VerticalResponse moved to the eXchange @ 200 Paul facility in January of this year, and McConathy says "service has been surprisingly good for a colocation facility." The VerticalResponse management team is comprised primarily of former veterans and has had a wide array of experiences with ISPs and colocation facilities. The company has been in business for about two-and-a-half years and, in that time, had been with three colocation facilities before moving to eXchange @ 200 Paul. Without naming names, McConathy said he has helped move the company from an ISP that was just too small, to one that disappeared with a scant 12 days notice, to one that quickly became a customer service nightmare.

Business basics
Unlike many similar companies, eXchange @ 200 Paul has always been privately funded. Perhaps because it didn't need to satisfy quick-buck investors, the company has been able to approach the colocation business a bit differently than most.

eXchange @ 200 Paul owns its two facilities (in San Francisco and Santa Clara, CA) outright. The decision not to lease the facilities certainly carried a greater up-front cost. But CEO John Wilson said that the company's management team, which has roots in real estate development as well as technology, believes ownership gives them both greater financial stability and better customer service flexibility. For instance, eXchange @ 200 Paul can provide some fairly unique satellite, microwave, and line-of-sight services within San Francisco via its rooftop management program, something that's not a run-of-the-mill service for most colo facilities.
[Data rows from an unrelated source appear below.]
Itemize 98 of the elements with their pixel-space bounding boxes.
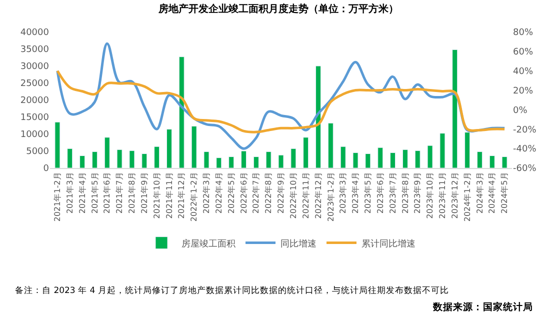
bar xyxy=(290,148,296,168)
bar xyxy=(452,49,458,168)
x-tick-label: 2023年3月 xyxy=(338,172,348,214)
bar xyxy=(54,122,60,168)
x-tick-label: 2022年10月 xyxy=(289,172,298,219)
x-tick-label: 2021年7月 xyxy=(115,172,124,214)
bar xyxy=(489,156,495,168)
x-tick-label: 2023年7月 xyxy=(388,172,398,214)
x-tick-label: 2022年6月 xyxy=(239,172,248,214)
bar xyxy=(476,151,482,168)
x-tick-label: 2021年11月 xyxy=(164,172,174,219)
x-tick-label: 2022年8月 xyxy=(264,172,274,214)
x-tick-label: 2021年1-2月 xyxy=(53,172,62,222)
bar xyxy=(92,151,98,168)
source-note: 数据来源：国家统计局 xyxy=(432,301,533,313)
bar xyxy=(166,128,172,168)
x-tick-label: 2022年3月 xyxy=(202,172,212,214)
bar xyxy=(178,56,184,168)
bar xyxy=(204,151,210,168)
x-tick-label: 2024年4月 xyxy=(488,172,497,214)
x-tick-label: 2022年4月 xyxy=(214,172,224,214)
bar xyxy=(191,126,197,168)
bar xyxy=(365,153,371,168)
y-tick-label: 10000 xyxy=(20,130,50,140)
bar xyxy=(328,122,334,168)
y2-tick-label: 80% xyxy=(513,28,534,38)
x-tick-label: 2021年8月 xyxy=(128,172,137,214)
x-tick-label: 2021年4月 xyxy=(78,172,87,214)
x-tick-label: 2022年9月 xyxy=(276,172,286,214)
y-tick-label: 35000 xyxy=(20,45,50,56)
legend-label: 累计同比增速 xyxy=(362,238,416,250)
legend-label: 房屋竣工面积 xyxy=(182,238,236,250)
chart-title: 房地产开发企业竣工面积月度走势（单位：万平方米） xyxy=(158,2,398,15)
y2-tick-label: 60% xyxy=(513,48,534,58)
bar xyxy=(316,66,321,168)
line-series xyxy=(56,70,506,134)
y2-tick-label: 20% xyxy=(513,86,534,96)
text: 备注：自 2023 年 4 月起，统计局修订了房地产数据累计同比数据的统计口径，与统计局往期发布数据不可比 xyxy=(15,285,449,296)
bar xyxy=(464,132,470,168)
x-tick-label: 2022年5月 xyxy=(226,172,236,214)
y2-tick-label: 0% xyxy=(513,106,528,116)
x-tick-label: 2021年9月 xyxy=(140,172,149,214)
x-tick-label: 2022年12月 xyxy=(314,172,323,219)
bar xyxy=(216,158,222,168)
x-tick-label: 2022年11月 xyxy=(301,172,310,219)
x-tick-label: 2021年10月 xyxy=(152,172,162,219)
bar xyxy=(228,156,234,168)
x-tick-label: 2023年12月 xyxy=(450,172,460,219)
x-tick-label: 2023年5月 xyxy=(364,172,373,214)
y-tick-label: 5000 xyxy=(26,147,50,158)
bar xyxy=(352,152,358,168)
x-tick-label: 2023年8月 xyxy=(400,172,410,214)
bar xyxy=(154,146,160,168)
bar xyxy=(378,147,384,168)
x-tick-label: 2023年6月 xyxy=(376,172,385,214)
y-tick-label: 40000 xyxy=(20,28,50,38)
bar xyxy=(414,150,420,168)
bar xyxy=(340,146,346,168)
bar xyxy=(390,152,396,168)
y-tick-label: 20000 xyxy=(20,96,50,106)
x-tick-label: 2023年11月 xyxy=(438,172,448,219)
x-tick-label: 2024年5月 xyxy=(500,172,510,214)
bar xyxy=(142,153,148,168)
y2-tick-label: -20% xyxy=(513,125,537,136)
x-tick-label: 2021年3月 xyxy=(65,172,74,214)
y2-tick-label: -40% xyxy=(513,144,537,155)
x-tick-label: 2022年7月 xyxy=(252,172,261,214)
x-tick-label: 2023年10月 xyxy=(426,172,435,219)
bar xyxy=(104,137,110,168)
bar xyxy=(266,151,272,168)
y-tick-label: 0 xyxy=(43,164,50,174)
bar xyxy=(440,133,446,168)
bar xyxy=(241,150,246,168)
bar xyxy=(80,156,86,168)
x-tick-label: 2024年3月 xyxy=(475,172,484,214)
y2-tick-label: -60% xyxy=(513,164,537,174)
x-tick-label: 2021年5月 xyxy=(90,172,100,214)
bar xyxy=(427,145,433,168)
x-tick-label: 2024年1-2月 xyxy=(462,172,472,222)
y-tick-label: 25000 xyxy=(20,79,50,90)
bar xyxy=(402,149,408,168)
bar xyxy=(253,156,259,168)
legend-label: 同比增速 xyxy=(280,238,316,250)
bar xyxy=(303,137,309,168)
x-tick-label: 2022年1-2月 xyxy=(190,172,199,222)
x-tick-label: 2023年1-2月 xyxy=(326,172,336,222)
bar xyxy=(67,148,73,168)
bar xyxy=(502,156,508,168)
y-tick-label: 15000 xyxy=(20,113,50,124)
bar xyxy=(278,154,284,168)
bar xyxy=(116,149,122,168)
x-tick-label: 2023年9月 xyxy=(413,172,422,214)
x-tick-label: 2021年12月 xyxy=(177,172,186,219)
x-tick-label: 2021年6月 xyxy=(102,172,112,214)
y2-tick-label: 40% xyxy=(513,67,534,78)
x-tick-label: 2023年4月 xyxy=(351,172,360,214)
y-tick-label: 30000 xyxy=(20,62,50,72)
bar xyxy=(129,150,135,168)
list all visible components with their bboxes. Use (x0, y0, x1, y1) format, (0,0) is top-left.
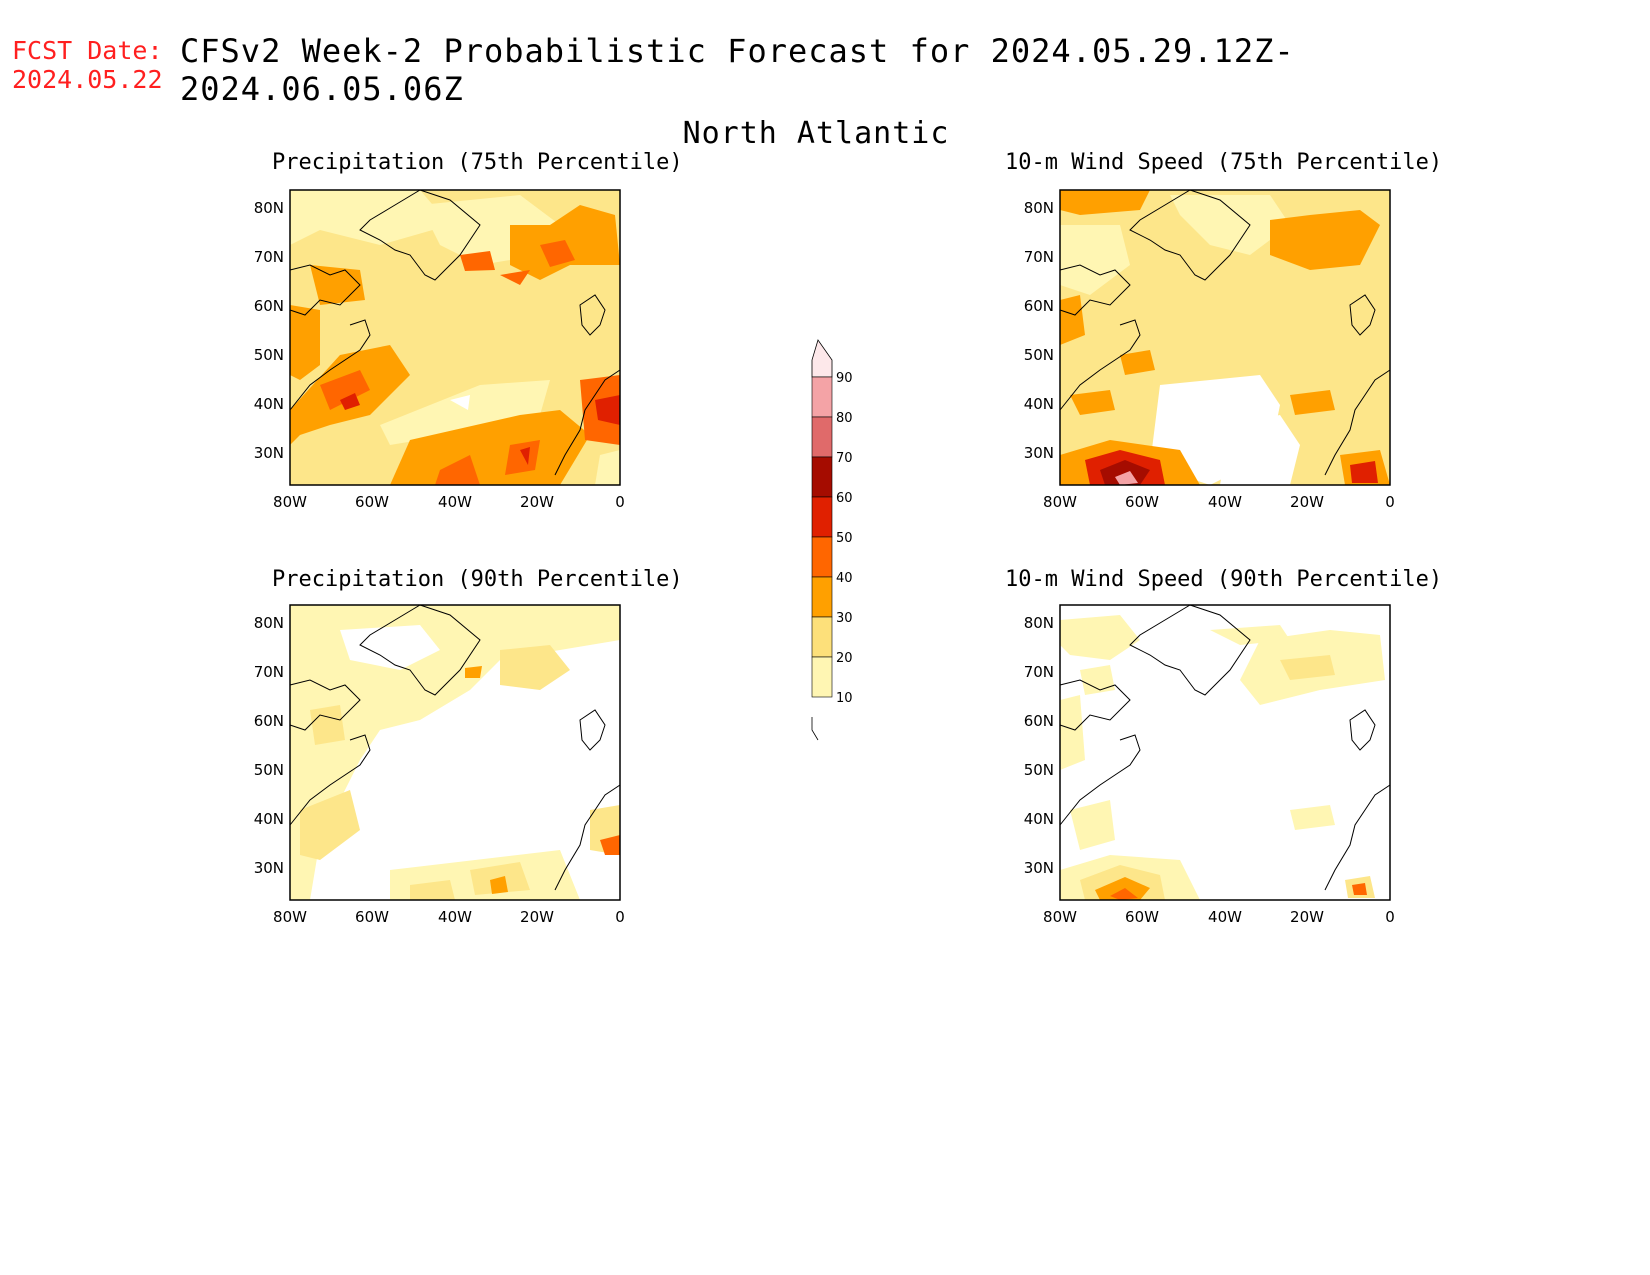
lat-tick-label: 40N (254, 395, 284, 413)
colorbar-label: 30 (836, 611, 853, 626)
lon-ticks: 80W 60W 40W 20W 0 (273, 493, 625, 511)
lon-ticks: 80W 60W 40W 20W 0 (1043, 908, 1395, 926)
lon-tick-label: 40W (438, 908, 472, 926)
colorbar-label: 40 (836, 571, 853, 586)
lon-tick-label: 60W (1125, 493, 1159, 511)
lon-tick-label: 80W (1043, 493, 1077, 511)
lat-tick-label: 50N (1024, 761, 1054, 779)
lon-tick-label: 40W (438, 493, 472, 511)
lat-tick-label: 40N (1024, 810, 1054, 828)
lat-tick-label: 70N (254, 248, 284, 266)
map-panel-precip-90: 80N 70N 60N 50N 40N 30N 80W 60W 40W 20W … (254, 604, 625, 926)
colorbar-swatch (811, 456, 833, 498)
colorbar-swatch (811, 576, 833, 618)
lon-tick-label: 60W (355, 908, 389, 926)
lat-tick-label: 70N (1024, 663, 1054, 681)
panel-title-precip-90: Precipitation (90th Percentile) (272, 567, 683, 592)
lon-tick-label: 60W (1125, 908, 1159, 926)
lat-tick-label: 60N (1024, 712, 1054, 730)
colorbar-label: 90 (836, 371, 853, 386)
colorbar-swatch (811, 616, 833, 658)
lat-tick-label: 40N (1024, 395, 1054, 413)
panel-title-wind-90: 10-m Wind Speed (90th Percentile) (1005, 567, 1443, 592)
lat-tick-label: 40N (254, 810, 284, 828)
colorbar-swatch (811, 416, 833, 458)
panel-title-precip-75: Precipitation (75th Percentile) (272, 150, 683, 175)
lat-tick-label: 50N (1024, 346, 1054, 364)
map-panel-wind-75: 80N 70N 60N 50N 40N 30N 80W 60W 40W 20W … (1024, 189, 1395, 511)
lat-tick-label: 30N (254, 444, 284, 462)
lon-tick-label: 40W (1208, 493, 1242, 511)
lon-tick-label: 0 (1385, 908, 1395, 926)
colorbar-label: 10 (836, 691, 853, 706)
colorbar-swatch (811, 376, 833, 418)
colorbar-label: 70 (836, 451, 853, 466)
figure-title-block: CFSv2 Week-2 Probabilistic Forecast for … (180, 32, 1480, 151)
lon-tick-label: 0 (615, 908, 625, 926)
lat-tick-label: 50N (254, 761, 284, 779)
lat-tick-label: 80N (254, 199, 284, 217)
colorbar-swatch (811, 496, 833, 538)
lat-tick-label: 60N (1024, 297, 1054, 315)
lat-tick-label: 30N (254, 859, 284, 877)
forecast-date-label: FCST Date: (12, 36, 163, 65)
figure-subtitle: North Atlantic (682, 116, 950, 151)
colorbar-label: 80 (836, 411, 853, 426)
lat-tick-label: 30N (1024, 444, 1054, 462)
colorbar-label: 60 (836, 491, 853, 506)
lat-tick-label: 60N (254, 297, 284, 315)
colorbar-swatch (811, 536, 833, 578)
lat-ticks: 80N 70N 60N 50N 40N 30N (254, 614, 284, 877)
lat-tick-label: 80N (1024, 614, 1054, 632)
lat-ticks: 80N 70N 60N 50N 40N 30N (1024, 199, 1054, 462)
colorbar-label: 20 (836, 651, 853, 666)
lat-tick-label: 70N (254, 663, 284, 681)
colorbar-swatch (811, 656, 833, 698)
lat-tick-label: 50N (254, 346, 284, 364)
lon-tick-label: 20W (1290, 493, 1324, 511)
map-panel-wind-90: 80N 70N 60N 50N 40N 30N 80W 60W 40W 20W … (1024, 604, 1395, 926)
lon-tick-label: 20W (1290, 908, 1324, 926)
lat-ticks: 80N 70N 60N 50N 40N 30N (1024, 614, 1054, 877)
lat-tick-label: 60N (254, 712, 284, 730)
forecast-date-block: FCST Date: 2024.05.22 (12, 36, 163, 94)
lon-tick-label: 40W (1208, 908, 1242, 926)
lon-tick-label: 60W (355, 493, 389, 511)
lon-tick-label: 80W (273, 493, 307, 511)
colorbar: 90 80 70 60 50 40 30 20 10 (811, 339, 853, 741)
lat-tick-label: 30N (1024, 859, 1054, 877)
panel-title-wind-75: 10-m Wind Speed (75th Percentile) (1005, 150, 1443, 175)
lon-ticks: 80W 60W 40W 20W 0 (273, 908, 625, 926)
lon-tick-label: 80W (273, 908, 307, 926)
lat-tick-label: 80N (254, 614, 284, 632)
lat-tick-label: 70N (1024, 248, 1054, 266)
lon-tick-label: 20W (520, 908, 554, 926)
colorbar-label: 50 (836, 531, 853, 546)
forecast-date-value: 2024.05.22 (12, 65, 163, 94)
figure-title: CFSv2 Week-2 Probabilistic Forecast for … (180, 32, 1295, 108)
lat-tick-label: 80N (1024, 199, 1054, 217)
lon-ticks: 80W 60W 40W 20W 0 (1043, 493, 1395, 511)
lat-ticks: 80N 70N 60N 50N 40N 30N (254, 199, 284, 462)
map-panel-precip-75: 80N 70N 60N 50N 40N 30N 80W 60W 40W 20W … (254, 189, 625, 511)
lon-tick-label: 0 (1385, 493, 1395, 511)
lon-tick-label: 80W (1043, 908, 1077, 926)
lon-tick-label: 0 (615, 493, 625, 511)
lon-tick-label: 20W (520, 493, 554, 511)
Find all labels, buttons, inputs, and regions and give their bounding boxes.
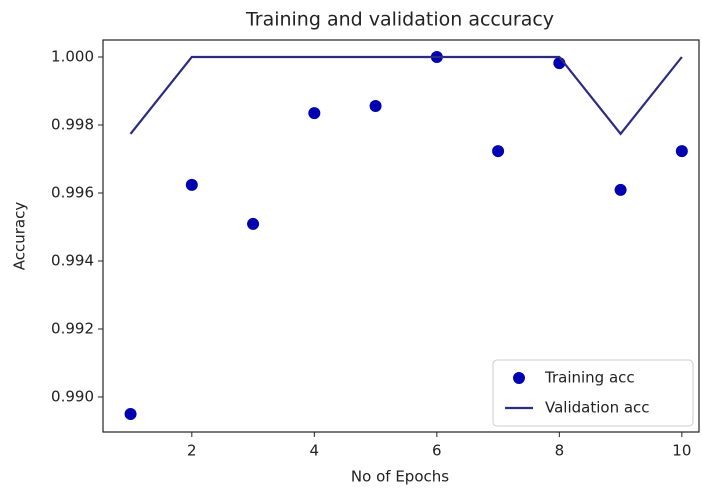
data-point <box>247 217 260 230</box>
data-line <box>129 55 683 136</box>
x-tick-label: 4 <box>310 442 320 460</box>
x-tick-label: 2 <box>187 442 197 460</box>
y-tick-label: 0.992 <box>51 319 94 337</box>
data-point <box>124 407 137 420</box>
y-tick-label: 0.998 <box>51 115 94 133</box>
y-axis-label: Accuracy <box>11 202 29 271</box>
data-point <box>308 107 321 120</box>
y-tick-label: 0.996 <box>51 183 94 201</box>
x-axis-label: No of Epochs <box>351 468 449 486</box>
data-point <box>369 99 382 112</box>
legend-label: Training acc <box>544 369 635 387</box>
data-point <box>675 145 688 158</box>
data-point <box>185 178 198 191</box>
y-tick-label: 0.990 <box>51 387 94 405</box>
legend-marker <box>513 372 525 384</box>
data-point <box>492 145 505 158</box>
y-tick-label: 0.994 <box>51 251 94 269</box>
y-tick-label: 1.000 <box>51 47 94 65</box>
x-tick-label: 10 <box>672 442 691 460</box>
legend-box <box>492 359 694 427</box>
x-tick-label: 8 <box>555 442 565 460</box>
plot-frame <box>102 39 700 433</box>
chart-title: Training and validation accuracy <box>245 9 554 31</box>
legend-label: Validation acc <box>545 399 650 417</box>
data-point <box>614 183 627 196</box>
x-tick-label: 6 <box>432 442 442 460</box>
Wilson also describes the company as "conservatively financed, cash-flow positive, and self-funding on future capital expenditures," which, he says, are just a few of the reasons eXchange @ 200 Paul has seen growth from 0 to 110 colo customers since November 2000. The company's conservative approach may seem a bit unusual for a tech firm in the Bay Area, but in the face of major ISP bankruptcies and closings it seems to lend credence to the theory that the fundamentals of building a stable business haven't changed.

Hansen agrees that the company's financial stability plays a role in its current success. But he believes the two most important factors to customers are the blending of colocation and carrier hotel services, and the service level that eXchange @ 200 Paul is able to provide. Almost all of eXchange @ 200 Paul's approximately 25 employees have been with the company since its beginning and, according to Hansen, the operation runs smoothly enough that techs are able to provide services that other colo facilities charge for as part of space rental costs about 50 to 60 percent of the time. He added, "Even a large customer with 15 or 30 racks can be up in five days."

Growing options
Certainly eXchange @ 200 Paul isn't the only carrier-neutral colocation facility around. A quick Google search reveals that the competition is picking up, though many facilities are focusing on serving specific geographic areas. However, the underlying proliferation of carrier-neutral facilities should be interpreted as a good sign for potential customers. Those IT Managers who have been through the wringer with colo facilities will certainly agree that a marriage of flexibility, competitive pricing, and good service would be a welcome change.